Looking up on Park Avenue

There are many parks in New York.  Every park is not only park - it    is also a outdoor gallery featuring  works of temporary public art.  Hundreds of artists have exhibited their works in New York City parks, demonstrating an astonishing array of styles, forms, materials and conceptions. Through collaborations with a diverse group of arts organizations and artists, New Parks brings to the public both experimental and traditional art in many park locations.  The Park Avenue malls provide a unique opportunity to display works of art.

Last year   seven sculptures  by Santiago Calatrava,  a Spanish neofuturistic architect were installed  on  Park Avenue. Santiago Calatrava  designed   World Trade Center transit terminal and will rebuild St. Nicholas Greek Orthodox Church on Ground Zero.
This year a   Looking Up, a 33.3-foot-tall stainless steel sculpture by the  New York-based artist Tom Friedman is installed on Park Avenue.
 Born in St. Louis, Massachusetts in 1965, Friedman has had numerous solo shows over his career including ones at the Museum of Modern Art, New York; the New Museum of Contemporary Art, New York; the Museum of Contemporary Art, Chicago and the South London Gallery.

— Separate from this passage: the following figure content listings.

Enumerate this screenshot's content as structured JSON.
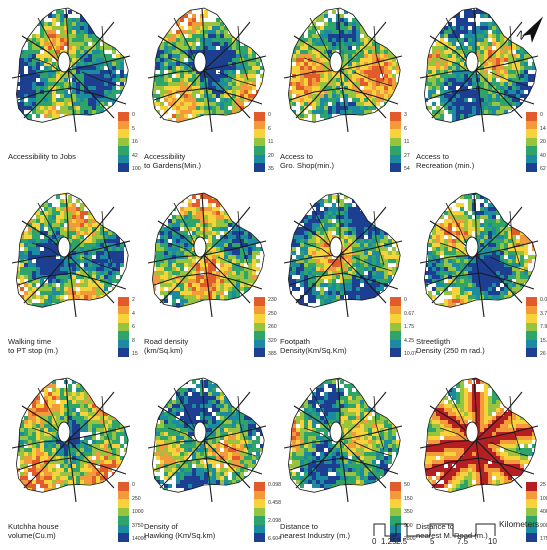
{
  "figure": {
    "panels": [
      {
        "id": "accessibility-jobs",
        "caption": [
          "Accessibility to Jobs"
        ],
        "legend_ticks": [
          "0",
          "5",
          "16",
          "42",
          "100"
        ],
        "palette": [
          "#e15c2a",
          "#f39a3a",
          "#f7d23b",
          "#96c43e",
          "#2ea46a",
          "#1c8aa1",
          "#1d3f91"
        ]
      },
      {
        "id": "accessibility-gardens",
        "caption": [
          "Accessibility",
          "to Gardens(Min.)"
        ],
        "legend_ticks": [
          "0",
          "6",
          "11",
          "20",
          "35"
        ],
        "palette": [
          "#e15c2a",
          "#f39a3a",
          "#f7d23b",
          "#96c43e",
          "#2ea46a",
          "#1c8aa1",
          "#1d3f91"
        ]
      },
      {
        "id": "access-grocery",
        "caption": [
          "Access to",
          "Gro. Shop(min.)"
        ],
        "legend_ticks": [
          "3",
          "6",
          "11",
          "27",
          "54"
        ],
        "palette": [
          "#e15c2a",
          "#f39a3a",
          "#f7d23b",
          "#96c43e",
          "#2ea46a",
          "#1c8aa1",
          "#1d3f91"
        ]
      },
      {
        "id": "access-recreation",
        "caption": [
          "Access to",
          "Recreation (min.)"
        ],
        "legend_ticks": [
          "0",
          "14",
          "20",
          "40",
          "62"
        ],
        "palette": [
          "#e15c2a",
          "#f39a3a",
          "#f7d23b",
          "#96c43e",
          "#2ea46a",
          "#1c8aa1",
          "#1d3f91"
        ]
      },
      {
        "id": "walking-time",
        "caption": [
          "Walking time",
          "to PT stop (m.)"
        ],
        "legend_ticks": [
          "2",
          "4",
          "6",
          "8",
          "15"
        ],
        "palette": [
          "#e15c2a",
          "#f39a3a",
          "#f7d23b",
          "#96c43e",
          "#2ea46a",
          "#1c8aa1",
          "#1d3f91"
        ]
      },
      {
        "id": "road-density",
        "caption": [
          "Road density",
          "(km/Sq.km)"
        ],
        "legend_ticks": [
          "230",
          "250",
          "260",
          "320",
          "385"
        ],
        "palette": [
          "#e15c2a",
          "#f39a3a",
          "#f7d23b",
          "#96c43e",
          "#2ea46a",
          "#1c8aa1",
          "#1d3f91"
        ]
      },
      {
        "id": "footpath-density",
        "caption": [
          "Footpath",
          "Density(Km/Sq.Km)"
        ],
        "legend_ticks": [
          "0",
          "0.67",
          "1.75",
          "4.25",
          "10.07"
        ],
        "palette": [
          "#e15c2a",
          "#f39a3a",
          "#f7d23b",
          "#96c43e",
          "#2ea46a",
          "#1c8aa1",
          "#1d3f91"
        ]
      },
      {
        "id": "streetlight-density",
        "caption": [
          "Streetligth",
          "Density (250 m rad.)"
        ],
        "legend_ticks": [
          "0.05",
          "3.73",
          "7.90",
          "15.16",
          "26"
        ],
        "palette": [
          "#e15c2a",
          "#f39a3a",
          "#f7d23b",
          "#96c43e",
          "#2ea46a",
          "#1c8aa1",
          "#1d3f91"
        ]
      },
      {
        "id": "kutchha-house",
        "caption": [
          "Kutchha house",
          "volume(Cu.m)"
        ],
        "legend_ticks": [
          "0",
          "250",
          "1000",
          "3750",
          "14000"
        ],
        "palette": [
          "#e15c2a",
          "#f39a3a",
          "#f7d23b",
          "#96c43e",
          "#2ea46a",
          "#1c8aa1",
          "#1d3f91"
        ]
      },
      {
        "id": "hawking-density",
        "caption": [
          "Density of",
          "Hawking (Km/Sq.km)"
        ],
        "legend_ticks": [
          "0.098",
          "0.458",
          "2.098",
          "6.604"
        ],
        "palette": [
          "#e15c2a",
          "#f39a3a",
          "#f7d23b",
          "#96c43e",
          "#2ea46a",
          "#1c8aa1",
          "#1d3f91"
        ]
      },
      {
        "id": "distance-industry",
        "caption": [
          "Distance to",
          "nearest Industry (m.)"
        ],
        "legend_ticks": [
          "50",
          "150",
          "350",
          "900",
          "2800"
        ],
        "palette": [
          "#e15c2a",
          "#f39a3a",
          "#f7d23b",
          "#96c43e",
          "#2ea46a",
          "#1c8aa1",
          "#1d3f91"
        ]
      },
      {
        "id": "distance-road",
        "caption": [
          "Distance to",
          "nearest M. Road (m.)"
        ],
        "legend_ticks": [
          "25",
          "100",
          "400",
          "900",
          "1750"
        ],
        "palette": [
          "#b51f24",
          "#f39a3a",
          "#f7d23b",
          "#96c43e",
          "#2ea46a",
          "#1c8aa1",
          "#1d3f91"
        ]
      }
    ]
  },
  "scale_bar": {
    "units": "Kilometers",
    "labels": [
      "0",
      "1.25",
      "2.5",
      "5",
      "7.5",
      "10"
    ]
  },
  "north_arrow": {
    "label": "N"
  },
  "colors": {
    "road": "#1a1a1a",
    "boundary": "#1a1a1a"
  }
}
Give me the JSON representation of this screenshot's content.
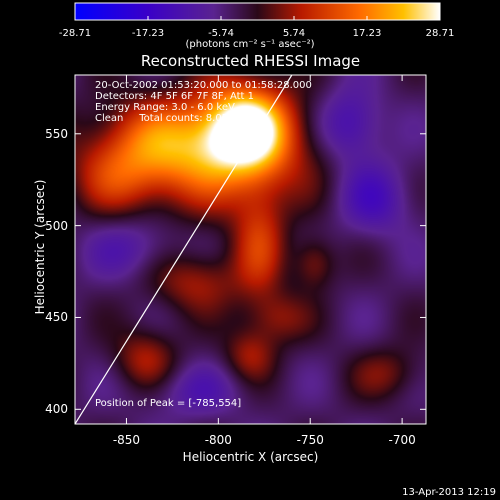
{
  "chart_data": {
    "type": "heatmap",
    "title": "Reconstructed RHESSI Image",
    "xlabel": "Heliocentric X (arcsec)",
    "ylabel": "Heliocentric Y (arcsec)",
    "xlim": [
      -878,
      -687
    ],
    "ylim": [
      392,
      582
    ],
    "xticks": [
      -850,
      -800,
      -750,
      -700
    ],
    "yticks": [
      400,
      450,
      500,
      550
    ],
    "colorbar": {
      "ticks": [
        "-28.71",
        "-17.23",
        "-5.74",
        "5.74",
        "17.23",
        "28.71"
      ],
      "units": "(photons cm⁻² s⁻¹ asec⁻²)",
      "range": [
        -28.71,
        28.71
      ]
    },
    "annotations": [
      "20-Oct-2002 01:53:20.000 to 01:58:28.000",
      "Detectors: 4F 5F 6F 7F 8F, Att 1",
      "Energy Range: 3.0 - 6.0 keV",
      "Clean     Total counts: 8.05e+05"
    ],
    "peak_label": "Position of Peak = [-785,554]",
    "peak": {
      "x": -785,
      "y": 554
    },
    "sources": [
      {
        "x": -785,
        "y": 554,
        "value": 28.7,
        "sx": 16,
        "sy": 16
      },
      {
        "x": -800,
        "y": 540,
        "value": 18,
        "sx": 34,
        "sy": 22
      },
      {
        "x": -835,
        "y": 545,
        "value": 12,
        "sx": 26,
        "sy": 16
      },
      {
        "x": -855,
        "y": 525,
        "value": 9,
        "sx": 18,
        "sy": 14
      },
      {
        "x": -778,
        "y": 490,
        "value": 12,
        "sx": 10,
        "sy": 22
      },
      {
        "x": -813,
        "y": 470,
        "value": 10,
        "sx": 18,
        "sy": 12
      },
      {
        "x": -768,
        "y": 450,
        "value": 8,
        "sx": 12,
        "sy": 10
      },
      {
        "x": -840,
        "y": 428,
        "value": 10,
        "sx": 12,
        "sy": 12
      },
      {
        "x": -783,
        "y": 430,
        "value": 9,
        "sx": 10,
        "sy": 10
      },
      {
        "x": -748,
        "y": 480,
        "value": 9,
        "sx": 8,
        "sy": 10
      },
      {
        "x": -708,
        "y": 420,
        "value": 7,
        "sx": 14,
        "sy": 10
      },
      {
        "x": -728,
        "y": 555,
        "value": -11,
        "sx": 12,
        "sy": 14
      },
      {
        "x": -715,
        "y": 515,
        "value": -9,
        "sx": 14,
        "sy": 14
      },
      {
        "x": -845,
        "y": 488,
        "value": -7,
        "sx": 18,
        "sy": 12
      },
      {
        "x": -815,
        "y": 410,
        "value": -6,
        "sx": 20,
        "sy": 10
      }
    ],
    "background": -4,
    "fov_line": [
      [
        -878,
        392
      ],
      [
        -760,
        582
      ]
    ]
  },
  "footer": "13-Apr-2013 12:19"
}
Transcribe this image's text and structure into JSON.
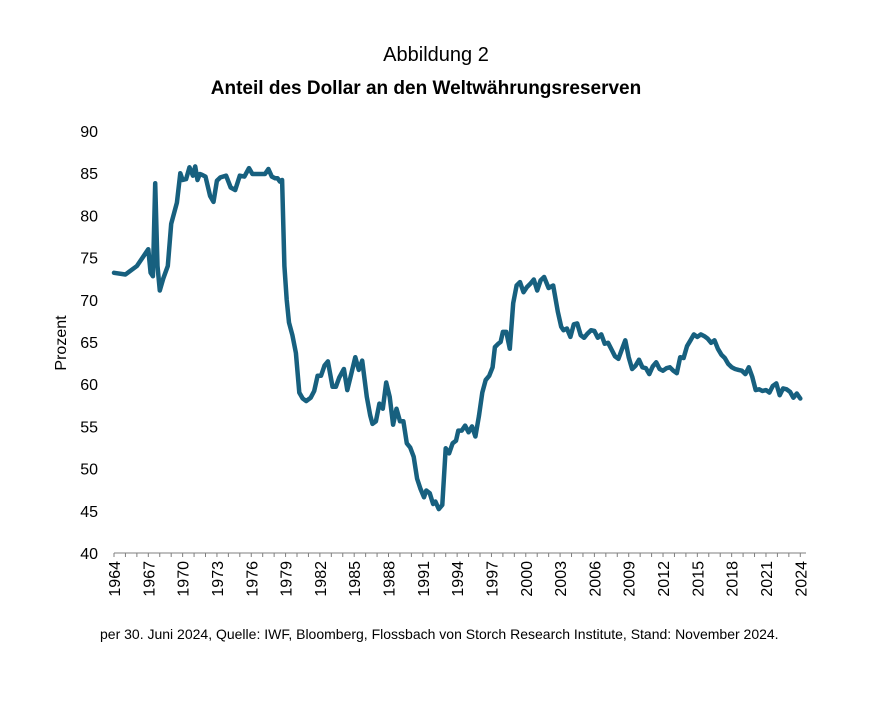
{
  "figure_label": "Abbildung 2",
  "source_note": "per 30. Juni 2024, Quelle: IWF, Bloomberg, Flossbach von Storch Research Institute, Stand: November 2024.",
  "chart_data": {
    "type": "line",
    "title": "Anteil des Dollar an den Weltwährungsreserven",
    "xlabel": "",
    "ylabel": "Prozent",
    "xlim": [
      1964,
      2024.5
    ],
    "ylim": [
      40,
      90
    ],
    "yticks": [
      40,
      45,
      50,
      55,
      60,
      65,
      70,
      75,
      80,
      85,
      90
    ],
    "xticks": [
      "1964",
      "1967",
      "1970",
      "1973",
      "1976",
      "1979",
      "1982",
      "1985",
      "1988",
      "1991",
      "1994",
      "1997",
      "2000",
      "2003",
      "2006",
      "2009",
      "2012",
      "2015",
      "2018",
      "2021",
      "2024"
    ],
    "grid": false,
    "color": "#17607f",
    "series": [
      {
        "x": [
          1964,
          1965,
          1966,
          1967,
          1967.2,
          1967.4,
          1967.6,
          1967.8,
          1968,
          1968.3,
          1968.7,
          1969,
          1969.5,
          1969.8,
          1970,
          1970.3,
          1970.6,
          1970.9,
          1971.1,
          1971.3,
          1971.5,
          1971.7,
          1972,
          1972.4,
          1972.7,
          1973,
          1973.3,
          1973.8,
          1974.2,
          1974.6,
          1975,
          1975.4,
          1975.8,
          1976.1,
          1976.4,
          1976.8,
          1977.2,
          1977.5,
          1977.8,
          1978.1,
          1978.3,
          1978.5,
          1978.7,
          1978.9,
          1979.1,
          1979.3,
          1979.6,
          1979.9,
          1980.2,
          1980.5,
          1980.8,
          1981.2,
          1981.5,
          1981.8,
          1982.1,
          1982.4,
          1982.7,
          1983.1,
          1983.4,
          1983.7,
          1984.1,
          1984.4,
          1984.7,
          1985.1,
          1985.4,
          1985.7,
          1986.1,
          1986.4,
          1986.6,
          1986.9,
          1987.2,
          1987.5,
          1987.8,
          1988.1,
          1988.4,
          1988.7,
          1989,
          1989.3,
          1989.6,
          1989.9,
          1990.2,
          1990.5,
          1990.8,
          1991.1,
          1991.3,
          1991.6,
          1991.9,
          1992.1,
          1992.4,
          1992.7,
          1993,
          1993.3,
          1993.6,
          1993.9,
          1994.1,
          1994.4,
          1994.7,
          1995,
          1995.3,
          1995.6,
          1995.9,
          1996.2,
          1996.5,
          1996.8,
          1997.1,
          1997.3,
          1997.6,
          1997.8,
          1998,
          1998.3,
          1998.6,
          1998.9,
          1999.2,
          1999.5,
          1999.8,
          2000.1,
          2000.4,
          2000.7,
          2001,
          2001.3,
          2001.6,
          2002,
          2002.4,
          2002.8,
          2003.1,
          2003.3,
          2003.6,
          2003.9,
          2004.2,
          2004.5,
          2004.8,
          2005.1,
          2005.4,
          2005.7,
          2006,
          2006.3,
          2006.6,
          2006.9,
          2007.2,
          2007.5,
          2007.8,
          2008.1,
          2008.4,
          2008.7,
          2009,
          2009.3,
          2009.6,
          2009.9,
          2010.2,
          2010.5,
          2010.8,
          2011.1,
          2011.4,
          2011.7,
          2012,
          2012.3,
          2012.6,
          2012.9,
          2013.2,
          2013.5,
          2013.8,
          2014.1,
          2014.4,
          2014.7,
          2015,
          2015.3,
          2015.6,
          2015.9,
          2016.2,
          2016.5,
          2016.8,
          2017.1,
          2017.4,
          2017.7,
          2018,
          2018.3,
          2018.6,
          2018.9,
          2019.2,
          2019.5,
          2019.8,
          2020.1,
          2020.4,
          2020.7,
          2021,
          2021.3,
          2021.6,
          2021.9,
          2022.2,
          2022.5,
          2022.8,
          2023.1,
          2023.4,
          2023.7,
          2024
        ],
        "y": [
          73.2,
          73,
          74,
          76,
          73.2,
          72.8,
          83.8,
          74,
          71.1,
          72.5,
          74,
          79,
          81.5,
          85,
          84.2,
          84.3,
          85.7,
          84.7,
          85.8,
          84.2,
          84.9,
          84.8,
          84.6,
          82.3,
          81.6,
          84.1,
          84.5,
          84.7,
          83.3,
          83,
          84.7,
          84.6,
          85.6,
          84.9,
          84.9,
          84.9,
          84.9,
          85.5,
          84.6,
          84.4,
          84.4,
          84,
          84.2,
          74,
          70,
          67.3,
          65.8,
          63.7,
          59,
          58.3,
          58,
          58.4,
          59.2,
          61,
          61,
          62.2,
          62.7,
          59.7,
          59.7,
          60.8,
          61.8,
          59.3,
          61,
          63.2,
          61.7,
          62.8,
          58.5,
          56.3,
          55.3,
          55.6,
          57.7,
          57.1,
          60.2,
          58.5,
          55.2,
          57.1,
          55.6,
          55.6,
          53,
          52.5,
          51.4,
          48.8,
          47.6,
          46.6,
          47.4,
          47.1,
          45.8,
          46.1,
          45.2,
          45.7,
          52.4,
          51.8,
          53,
          53.3,
          54.5,
          54.5,
          55.1,
          54.3,
          55,
          53.8,
          56.2,
          59,
          60.5,
          61,
          62,
          64.4,
          64.8,
          65,
          66.2,
          66.2,
          64.2,
          69.6,
          71.7,
          72.1,
          70.9,
          71.5,
          71.9,
          72.4,
          71.1,
          72.3,
          72.7,
          71.4,
          71.7,
          68.6,
          66.8,
          66.4,
          66.6,
          65.6,
          67.1,
          67.2,
          65.8,
          65.5,
          66,
          66.4,
          66.3,
          65.5,
          65.9,
          64.8,
          64.9,
          64.1,
          63.3,
          63,
          64.1,
          65.2,
          63.2,
          61.8,
          62.2,
          62.9,
          62,
          61.9,
          61.2,
          62.1,
          62.6,
          61.8,
          61.6,
          61.9,
          62,
          61.6,
          61.3,
          63.2,
          63.1,
          64.5,
          65.2,
          65.9,
          65.6,
          65.9,
          65.7,
          65.4,
          64.9,
          65.2,
          64.2,
          63.5,
          63.1,
          62.4,
          62,
          61.8,
          61.7,
          61.6,
          61.2,
          62,
          60.9,
          59.3,
          59.4,
          59.2,
          59.3,
          59,
          59.8,
          60.1,
          58.7,
          59.5,
          59.4,
          59.1,
          58.4,
          58.9,
          58.3
        ]
      }
    ]
  }
}
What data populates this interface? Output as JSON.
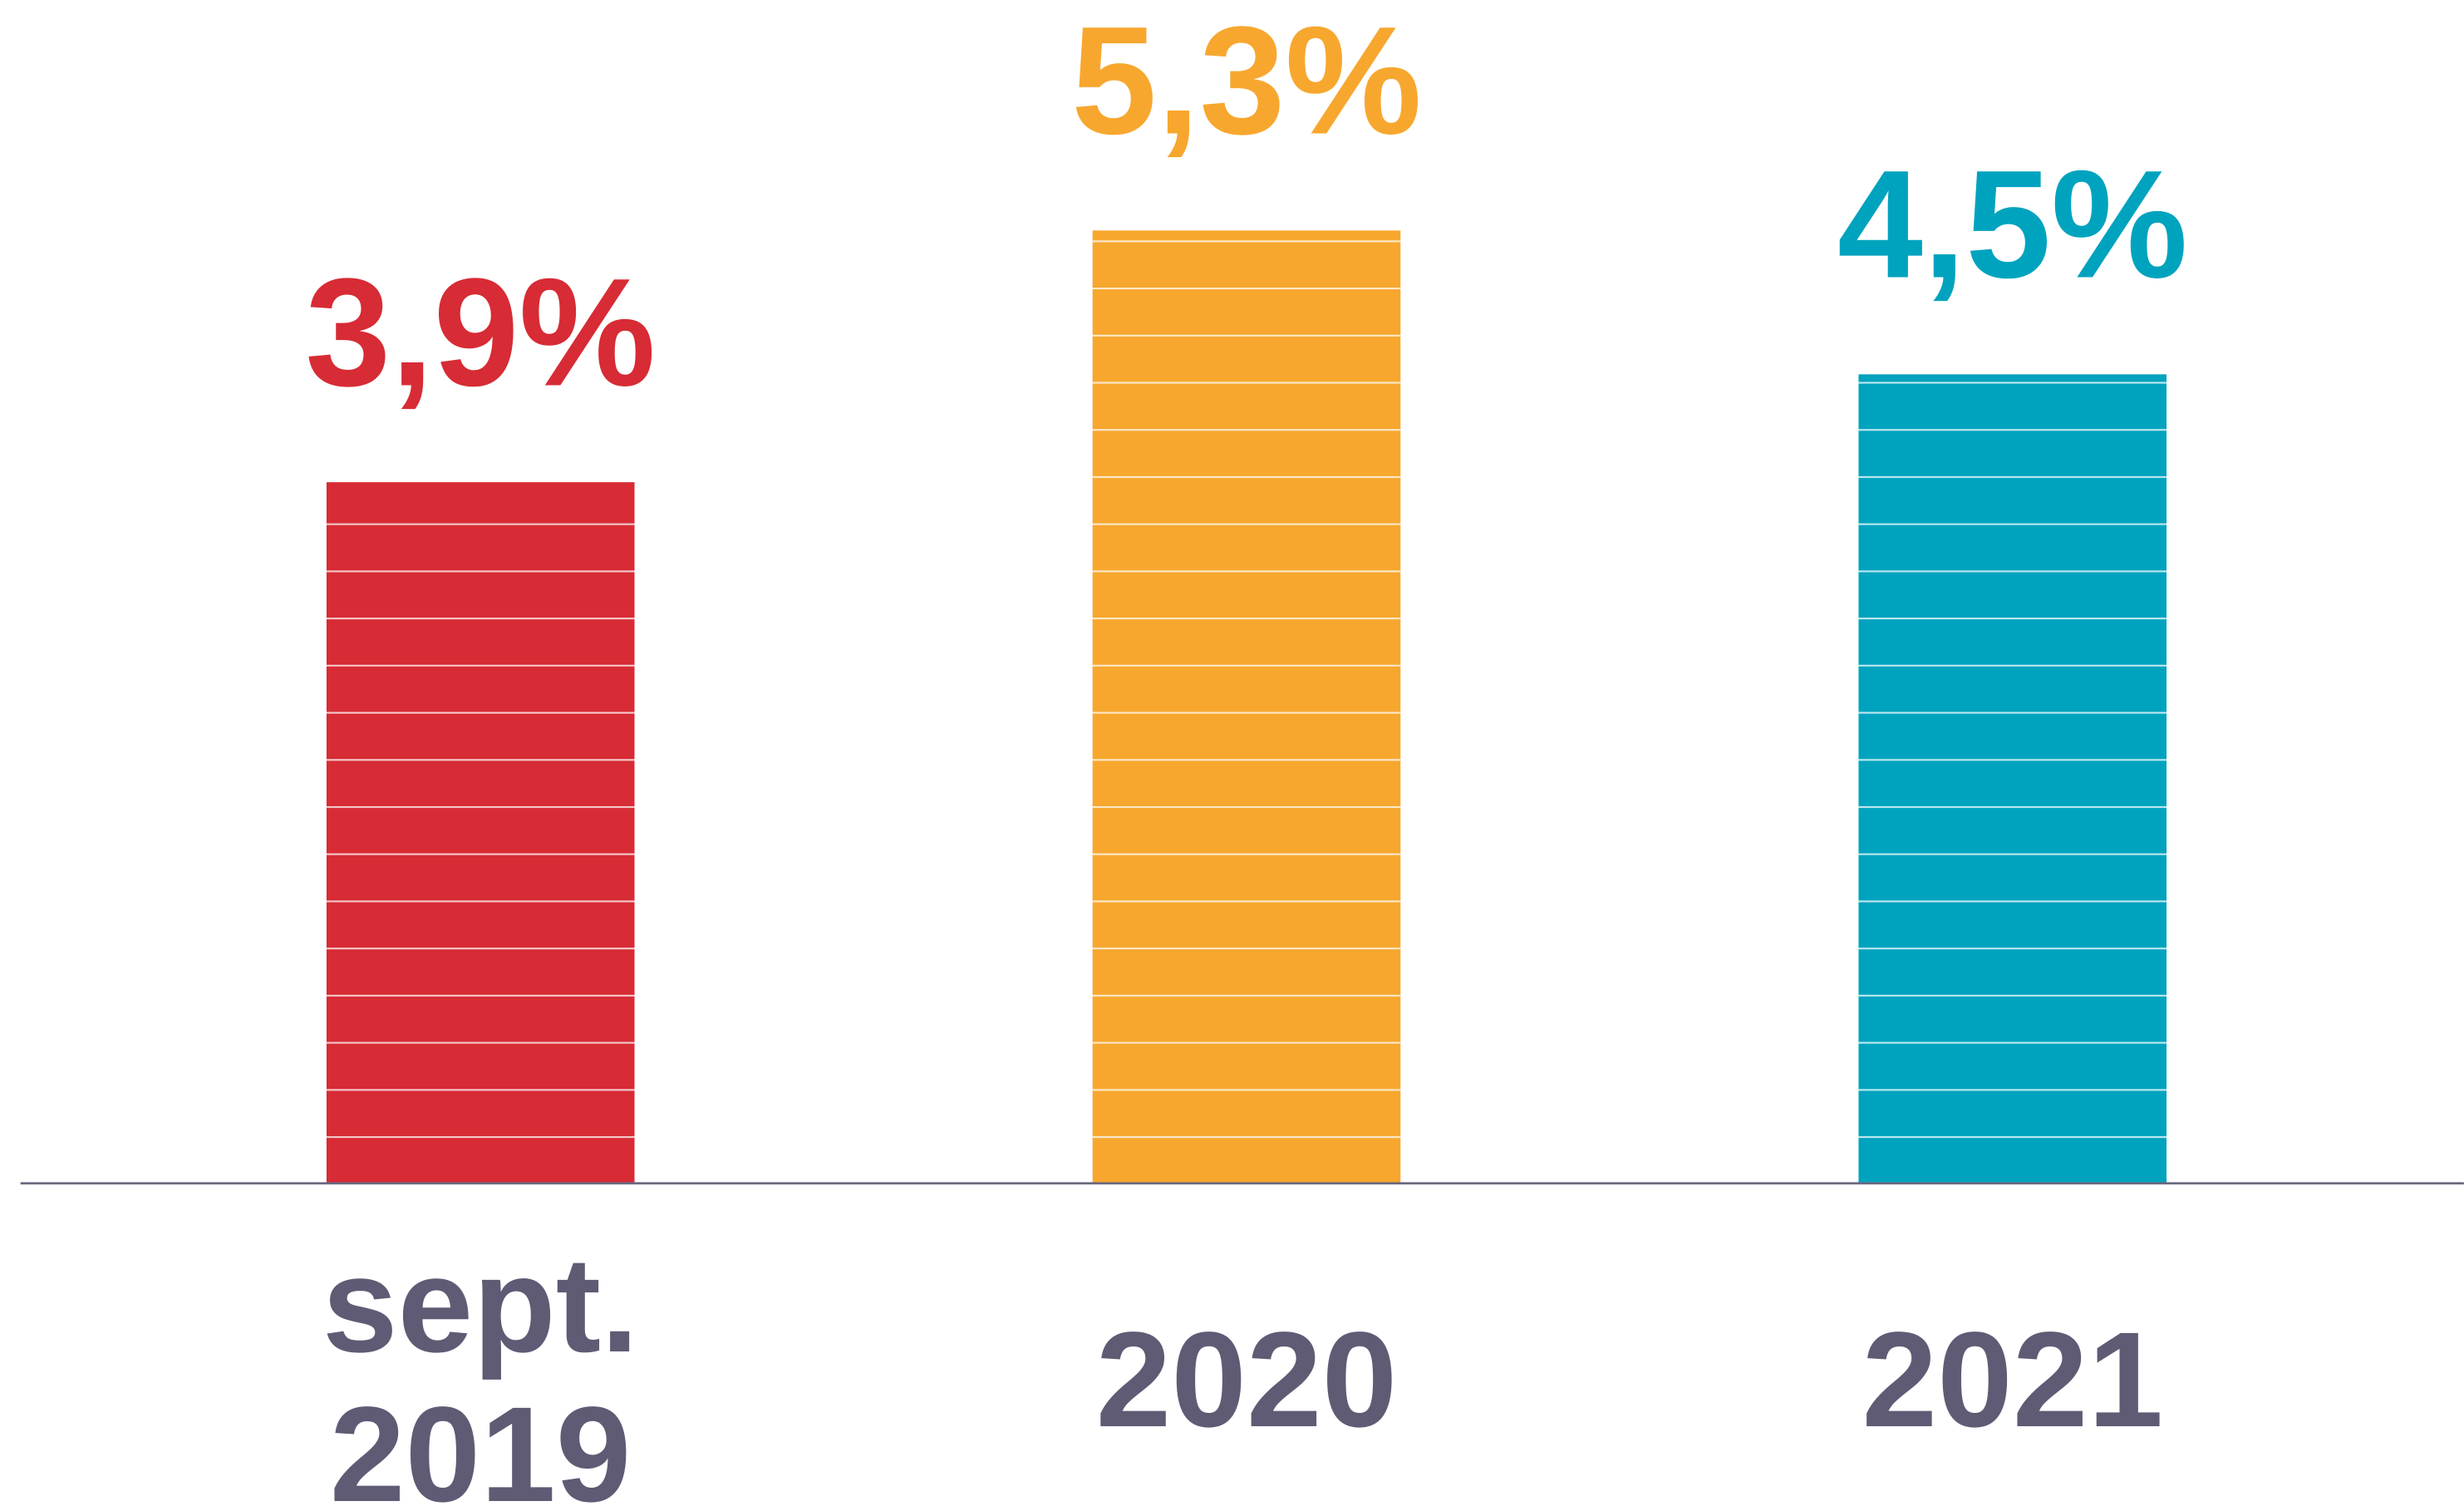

 Friedman uses all kinds of everyday material — sugar cubes, masking tape, toothpicks — to make hyper-real objects like a piece of white sandwich bread or a pizza made of styrofoam.
The work, called "Looking Up," features a steely figure with elongated limbs and its head tilted upward, meant to evoke the complex relationship New Yorkers have with the world above them.


 The foundation of "Looking Up" was created using a 3D-printer and then Friedman and his crew texturized the form by pressing frying pans and other household items into the foam material before casting it in stainless steel.
The first example of this edition is permanently installed at the Laguna Gloria Campus of The Contemporary Austin in Texas.